Bella Toscana

SEPT. 17 - TUSCANY - We've been staying exclusively in larger Italian cities such as Florence and Parma, but have tried to plan the occasional day trip to smaller towns. Indeed, how can one spend a long visit in Italy without visiting the Tuscan countryside? Last Saturday, we did just that, traveling by bus to the medieval hill towns of Siena (famous for its "Palio" horse race) and San Gimignano (called "the Medieval Manhattan" for its many towers).

What I loved most about Siena were the ups and downs of the town's hills, which gave the narrow, cobblestone streets even more character than those in Florence. And the cathedral was by far the most stunning that we've seen yet (and probably will see). Impressive marble mosaics (including one of Hermes Trismagistus, a mythological personage who figures prominently in Michelle's research) covered the floors, beautiful paintings and sculptures decorated the walls, and gorgeous frescoes and gold leaf highlighted the lofty and awe-inspiring architecture of the dome and ceilings.
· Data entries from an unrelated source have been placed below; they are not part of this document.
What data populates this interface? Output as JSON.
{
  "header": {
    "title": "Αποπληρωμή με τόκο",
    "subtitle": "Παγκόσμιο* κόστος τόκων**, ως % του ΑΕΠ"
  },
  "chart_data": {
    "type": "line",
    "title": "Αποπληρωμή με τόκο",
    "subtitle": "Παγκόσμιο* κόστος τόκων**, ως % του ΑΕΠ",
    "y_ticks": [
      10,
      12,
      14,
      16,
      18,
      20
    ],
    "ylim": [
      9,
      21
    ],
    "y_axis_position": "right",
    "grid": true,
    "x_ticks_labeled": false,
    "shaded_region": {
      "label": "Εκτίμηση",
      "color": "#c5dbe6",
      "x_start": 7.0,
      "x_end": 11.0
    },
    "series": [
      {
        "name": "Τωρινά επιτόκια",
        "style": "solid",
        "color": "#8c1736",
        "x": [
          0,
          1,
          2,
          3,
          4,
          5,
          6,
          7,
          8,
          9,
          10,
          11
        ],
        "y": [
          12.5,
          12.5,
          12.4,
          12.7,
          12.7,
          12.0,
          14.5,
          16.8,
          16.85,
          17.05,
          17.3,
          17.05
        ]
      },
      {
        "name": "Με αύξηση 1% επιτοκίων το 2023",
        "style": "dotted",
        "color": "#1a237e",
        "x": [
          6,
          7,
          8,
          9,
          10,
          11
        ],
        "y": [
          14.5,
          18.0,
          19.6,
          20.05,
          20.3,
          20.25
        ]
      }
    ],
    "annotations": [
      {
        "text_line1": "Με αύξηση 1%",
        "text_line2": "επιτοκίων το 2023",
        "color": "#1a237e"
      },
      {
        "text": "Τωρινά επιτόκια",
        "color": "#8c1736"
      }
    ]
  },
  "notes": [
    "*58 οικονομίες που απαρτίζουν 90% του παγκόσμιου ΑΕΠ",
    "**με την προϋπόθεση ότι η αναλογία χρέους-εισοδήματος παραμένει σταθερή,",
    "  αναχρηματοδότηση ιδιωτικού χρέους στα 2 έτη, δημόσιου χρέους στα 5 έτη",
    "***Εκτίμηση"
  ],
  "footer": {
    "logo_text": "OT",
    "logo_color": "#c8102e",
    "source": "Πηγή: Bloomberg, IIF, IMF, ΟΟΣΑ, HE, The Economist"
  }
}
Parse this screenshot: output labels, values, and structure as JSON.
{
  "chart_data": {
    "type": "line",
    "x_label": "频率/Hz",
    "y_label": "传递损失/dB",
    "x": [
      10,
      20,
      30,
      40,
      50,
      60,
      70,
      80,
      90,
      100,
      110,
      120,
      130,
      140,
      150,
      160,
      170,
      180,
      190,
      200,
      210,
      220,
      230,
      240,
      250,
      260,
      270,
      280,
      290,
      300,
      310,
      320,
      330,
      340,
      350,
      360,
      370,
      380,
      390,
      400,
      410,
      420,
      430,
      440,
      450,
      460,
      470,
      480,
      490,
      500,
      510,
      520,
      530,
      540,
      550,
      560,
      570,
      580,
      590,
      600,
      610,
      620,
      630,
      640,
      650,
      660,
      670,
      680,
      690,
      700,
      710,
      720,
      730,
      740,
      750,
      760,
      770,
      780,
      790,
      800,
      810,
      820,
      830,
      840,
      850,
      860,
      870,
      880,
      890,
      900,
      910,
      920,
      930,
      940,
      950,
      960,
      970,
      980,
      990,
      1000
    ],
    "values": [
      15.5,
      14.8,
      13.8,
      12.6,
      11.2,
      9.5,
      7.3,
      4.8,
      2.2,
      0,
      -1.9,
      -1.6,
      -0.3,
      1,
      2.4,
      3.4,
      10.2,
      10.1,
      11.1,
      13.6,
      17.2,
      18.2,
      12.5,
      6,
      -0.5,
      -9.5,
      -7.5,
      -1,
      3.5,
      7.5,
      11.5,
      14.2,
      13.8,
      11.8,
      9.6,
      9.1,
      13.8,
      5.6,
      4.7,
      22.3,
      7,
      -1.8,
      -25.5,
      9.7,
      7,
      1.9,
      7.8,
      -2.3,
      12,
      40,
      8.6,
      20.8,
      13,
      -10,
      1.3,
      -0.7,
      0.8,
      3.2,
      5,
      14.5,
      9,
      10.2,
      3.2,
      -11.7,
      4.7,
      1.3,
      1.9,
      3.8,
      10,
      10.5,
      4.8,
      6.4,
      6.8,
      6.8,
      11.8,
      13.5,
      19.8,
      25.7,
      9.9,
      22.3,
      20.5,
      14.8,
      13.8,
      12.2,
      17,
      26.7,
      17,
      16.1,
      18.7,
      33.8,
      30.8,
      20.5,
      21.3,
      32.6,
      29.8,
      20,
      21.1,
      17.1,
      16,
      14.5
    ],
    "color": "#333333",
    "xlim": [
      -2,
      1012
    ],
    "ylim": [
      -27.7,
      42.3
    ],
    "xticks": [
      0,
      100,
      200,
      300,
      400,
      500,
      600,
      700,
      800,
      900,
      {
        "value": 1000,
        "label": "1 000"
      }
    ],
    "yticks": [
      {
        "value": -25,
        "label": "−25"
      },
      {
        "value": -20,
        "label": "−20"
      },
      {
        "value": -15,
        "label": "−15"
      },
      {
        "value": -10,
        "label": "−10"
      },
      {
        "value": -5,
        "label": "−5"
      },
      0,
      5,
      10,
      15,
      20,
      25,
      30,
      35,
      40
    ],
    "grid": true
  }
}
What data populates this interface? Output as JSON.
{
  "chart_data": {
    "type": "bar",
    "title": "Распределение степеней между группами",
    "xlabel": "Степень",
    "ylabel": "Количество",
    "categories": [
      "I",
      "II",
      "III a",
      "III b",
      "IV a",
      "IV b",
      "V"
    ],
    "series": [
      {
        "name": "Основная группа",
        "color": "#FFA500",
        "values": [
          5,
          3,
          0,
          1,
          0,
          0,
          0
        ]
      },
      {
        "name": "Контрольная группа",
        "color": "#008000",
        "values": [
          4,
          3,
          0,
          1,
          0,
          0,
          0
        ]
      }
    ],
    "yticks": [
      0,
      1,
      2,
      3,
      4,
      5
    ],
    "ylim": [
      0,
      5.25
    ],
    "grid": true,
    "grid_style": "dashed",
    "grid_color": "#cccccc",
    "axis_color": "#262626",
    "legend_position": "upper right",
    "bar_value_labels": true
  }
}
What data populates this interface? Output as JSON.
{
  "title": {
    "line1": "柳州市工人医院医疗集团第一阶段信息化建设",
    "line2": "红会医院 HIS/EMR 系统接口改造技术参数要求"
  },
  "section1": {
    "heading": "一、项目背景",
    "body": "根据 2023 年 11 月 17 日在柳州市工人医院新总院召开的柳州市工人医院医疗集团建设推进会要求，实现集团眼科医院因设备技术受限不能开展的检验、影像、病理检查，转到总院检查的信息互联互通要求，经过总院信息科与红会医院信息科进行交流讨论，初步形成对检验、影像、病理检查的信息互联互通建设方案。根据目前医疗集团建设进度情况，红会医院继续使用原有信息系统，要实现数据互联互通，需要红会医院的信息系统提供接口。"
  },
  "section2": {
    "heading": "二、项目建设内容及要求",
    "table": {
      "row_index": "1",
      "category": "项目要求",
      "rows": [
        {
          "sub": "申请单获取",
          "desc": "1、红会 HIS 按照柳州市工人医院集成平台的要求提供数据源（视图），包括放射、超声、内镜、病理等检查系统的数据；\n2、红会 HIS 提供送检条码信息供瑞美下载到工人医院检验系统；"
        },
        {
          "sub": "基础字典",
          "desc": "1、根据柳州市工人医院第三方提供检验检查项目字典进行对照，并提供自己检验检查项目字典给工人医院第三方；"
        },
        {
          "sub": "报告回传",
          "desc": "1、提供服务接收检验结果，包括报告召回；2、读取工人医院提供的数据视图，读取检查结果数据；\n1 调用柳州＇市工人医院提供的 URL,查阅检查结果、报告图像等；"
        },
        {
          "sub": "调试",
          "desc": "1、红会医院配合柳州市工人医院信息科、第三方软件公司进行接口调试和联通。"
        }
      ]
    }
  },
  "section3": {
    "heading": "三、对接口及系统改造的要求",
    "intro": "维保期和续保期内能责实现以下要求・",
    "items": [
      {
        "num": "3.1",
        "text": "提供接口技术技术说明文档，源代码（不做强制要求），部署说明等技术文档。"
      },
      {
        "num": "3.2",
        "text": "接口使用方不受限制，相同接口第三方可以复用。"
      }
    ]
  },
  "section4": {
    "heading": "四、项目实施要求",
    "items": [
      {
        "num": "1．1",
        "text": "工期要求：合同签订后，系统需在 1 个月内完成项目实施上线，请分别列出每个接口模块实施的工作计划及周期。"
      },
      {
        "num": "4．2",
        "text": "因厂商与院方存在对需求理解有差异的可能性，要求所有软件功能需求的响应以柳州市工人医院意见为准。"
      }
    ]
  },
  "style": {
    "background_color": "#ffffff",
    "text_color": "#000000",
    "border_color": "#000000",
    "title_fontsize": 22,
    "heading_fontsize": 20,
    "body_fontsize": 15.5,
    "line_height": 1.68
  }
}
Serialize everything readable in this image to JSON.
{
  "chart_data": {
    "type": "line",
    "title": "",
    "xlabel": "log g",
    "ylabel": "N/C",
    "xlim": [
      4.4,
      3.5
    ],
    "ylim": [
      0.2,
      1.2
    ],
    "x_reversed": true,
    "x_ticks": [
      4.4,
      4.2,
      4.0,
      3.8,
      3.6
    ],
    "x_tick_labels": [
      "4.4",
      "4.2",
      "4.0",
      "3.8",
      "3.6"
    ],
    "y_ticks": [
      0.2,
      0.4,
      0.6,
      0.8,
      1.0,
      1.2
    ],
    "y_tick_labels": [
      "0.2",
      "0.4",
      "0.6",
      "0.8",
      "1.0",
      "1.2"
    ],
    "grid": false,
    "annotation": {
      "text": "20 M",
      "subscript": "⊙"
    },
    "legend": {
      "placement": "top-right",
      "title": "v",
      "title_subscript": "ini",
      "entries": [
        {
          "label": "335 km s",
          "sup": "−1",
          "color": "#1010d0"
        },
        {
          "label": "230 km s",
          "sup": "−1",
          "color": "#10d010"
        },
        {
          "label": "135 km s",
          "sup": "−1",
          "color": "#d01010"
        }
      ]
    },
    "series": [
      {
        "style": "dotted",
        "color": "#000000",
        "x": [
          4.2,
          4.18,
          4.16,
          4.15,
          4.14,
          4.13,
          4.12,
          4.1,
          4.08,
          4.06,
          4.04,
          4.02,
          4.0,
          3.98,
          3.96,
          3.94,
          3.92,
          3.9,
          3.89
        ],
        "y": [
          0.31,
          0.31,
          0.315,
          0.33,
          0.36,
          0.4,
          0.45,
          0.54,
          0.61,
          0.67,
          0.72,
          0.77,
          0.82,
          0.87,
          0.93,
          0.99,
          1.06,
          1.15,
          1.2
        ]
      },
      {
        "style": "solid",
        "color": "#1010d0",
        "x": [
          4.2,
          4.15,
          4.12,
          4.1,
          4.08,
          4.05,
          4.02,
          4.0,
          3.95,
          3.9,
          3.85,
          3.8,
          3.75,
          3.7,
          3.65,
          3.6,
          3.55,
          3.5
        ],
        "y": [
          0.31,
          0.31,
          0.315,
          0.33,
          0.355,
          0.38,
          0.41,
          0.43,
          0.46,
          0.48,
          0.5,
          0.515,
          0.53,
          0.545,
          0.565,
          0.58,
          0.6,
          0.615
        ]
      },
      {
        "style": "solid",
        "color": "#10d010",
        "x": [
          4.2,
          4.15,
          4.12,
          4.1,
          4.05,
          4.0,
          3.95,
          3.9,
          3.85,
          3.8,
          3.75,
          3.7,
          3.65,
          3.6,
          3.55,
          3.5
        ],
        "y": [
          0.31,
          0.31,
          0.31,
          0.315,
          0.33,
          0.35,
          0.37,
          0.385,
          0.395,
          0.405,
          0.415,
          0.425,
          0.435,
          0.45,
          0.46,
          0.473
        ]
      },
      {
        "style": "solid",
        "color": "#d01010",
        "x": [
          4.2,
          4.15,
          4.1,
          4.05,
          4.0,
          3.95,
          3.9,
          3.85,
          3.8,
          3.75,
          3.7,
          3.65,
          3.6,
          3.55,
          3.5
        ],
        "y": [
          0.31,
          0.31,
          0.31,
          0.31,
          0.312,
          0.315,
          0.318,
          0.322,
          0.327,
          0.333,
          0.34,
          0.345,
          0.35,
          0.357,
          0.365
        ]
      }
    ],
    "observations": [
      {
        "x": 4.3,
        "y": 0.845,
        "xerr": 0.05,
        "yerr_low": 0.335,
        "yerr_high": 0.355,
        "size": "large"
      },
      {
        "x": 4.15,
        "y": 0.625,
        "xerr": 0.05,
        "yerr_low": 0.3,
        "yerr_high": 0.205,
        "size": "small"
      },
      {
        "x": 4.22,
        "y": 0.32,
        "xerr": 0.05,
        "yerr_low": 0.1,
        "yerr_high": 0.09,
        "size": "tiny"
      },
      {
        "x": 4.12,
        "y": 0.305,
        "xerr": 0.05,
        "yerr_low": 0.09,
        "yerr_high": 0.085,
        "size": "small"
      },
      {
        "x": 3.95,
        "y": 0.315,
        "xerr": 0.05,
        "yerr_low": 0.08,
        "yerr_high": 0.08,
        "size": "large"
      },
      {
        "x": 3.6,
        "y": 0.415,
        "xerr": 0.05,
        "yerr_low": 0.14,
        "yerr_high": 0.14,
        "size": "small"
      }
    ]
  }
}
For charming Tuscan villages, one can't do better than San Gimignano. Many of the medieval towers in this old hill town still stand; in fact, the town is little changed from its heyday 600+ years ago. As one strolls down the town's main promenade or ascend one of its towers for a breathtaking 360-degree view of Tuscany, it's easy to imagine oneself walking back in time.

Before catching the bus back to Florence, we stopped in San Gimignano's Museum of Torture, where many gruesome devices used by the Inquisition were on display. In the museum's guest book, a previous visitor had suggested the instruments be used on Osama Bin Laden, a sentiment I can relate to.